Tahun demi tahun berganti. Suka cita yang sama. Eforia yang sama. Mimpi yang sama. Yang akan selalu berbeda adalah mimpi. Mimpi berubah seiring tahun berganti.
Tiap orang memimpikan hal-hal yang lebih baik di tahun selanjutnya. Hubungan yang membaik. Keadaan ekonomi yang membaik. Kemampuan yang meningkat. Pemahaman yang lebih tinggi. Karir yang lebih baik. Tempat jelajah yang lebih banyak.
Di tahun-tahun sebelumnya, saya rutin membuat resolusi tahun baru. Mimpi-mimpi, yang juga dimiliki semua orang, saya tuliskan menjadi resolusi. Tapi saya sampai pada suatu titik, dan bertanya pada diri sendiri, “Mengapa? Mengapa saya harus melakukan itu?”
Setelah membaca berbagai tulisan, saya menyimpulkan bahawa resolusi lebih bermakna pada janji pada diri kita sendiri, bahwa di tahun berikutnya kita akan melakukan hal-hal yang tertulis.
Namun, yang terjadi di penghujung tahun, justru rasa malu tersembul ketika melihat kembali daftar resolusi tahun lalu. Ternyata sebagian besar dari target belum tercapai. Perasaan bersalah dan menyesal pun menghampiri.
Saya melihat, orang-orang yang inspiratif memahami bahwa impian mereka tercapai karena mereka menetapkan goal jangka panjang, sebuah visi hidup. Kemudian visi itu didukung oleh kebiasaan-kebiasaan kecil yang dilakukan tiap hari.
Misalnya, menyempatkan membaca minimal satu buku tiap bulannya, bukanlah sesuatu yang mereka harus lakukan karena itu target mereka, tapi karena itulah mereka.
“Your playing small does not serve the world. There is nothing enlightened about shrinking so that other people will not feel insecure around you. We are all meant to shine, as children do. It is not just in some of us; it is in everyone, and as we let our light shine, we unconsciously give others permission to do the same. As we are liberated from our fear, our presence automatically liberates others.” – Marianne Williamson
Seperti anak-anak, saat memasuki tahap dewasa kita juga punya hak untuk bersinar di panggung kita masing-masing. Menjadikan diri sosok yang didambakan. Menginvestasikan detik demi detik untuk mengembangkan pemikiran, mempelajari hal baru, dan mengubah persepsi tentang hidup.

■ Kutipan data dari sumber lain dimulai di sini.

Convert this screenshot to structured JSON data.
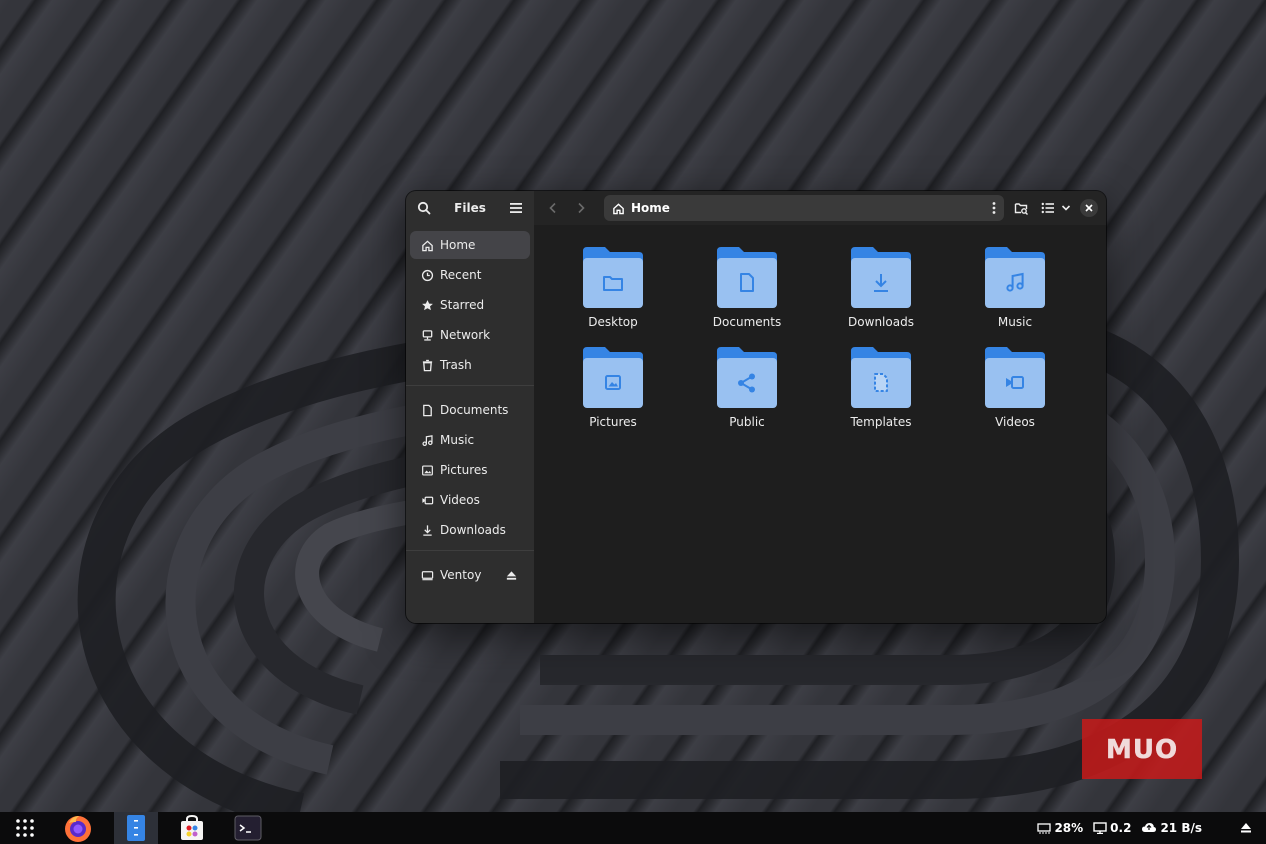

Di titik ini, kesadaran muncul bahwa tidak ada yang berjalan sempurna tanpa cacat. Akan selalu ada ketidaksempurnaan yang mengisi jalannya sebuah perjalanan hidup di tahun berikutnya. Seperti backpacker yang mengarungi perjalanan, hal-hal tak terduga di luar itinerary akan menemui. Tapi, apakah hal-hal tersebut akan membuat perjalanan gagal? Tanyakan mereka, justru di sanalah perjalanan jadi punya cerita, disitulah kenikmatan sebuah perjalanan.
Hal-hal tak terduga tersebut akan menjadi faktor di luar kendali saya, baik sebagai individu maupun sebagai manusia. “Some things are up to us, and some things are not up to us.” kata Epictetus, seorang filsuf. Sepertinya, sudah saatnya saya fokus pada hal-hal yang bisa dikontrol, yaitu sikap ketika menghadapi hal-hal tersebut.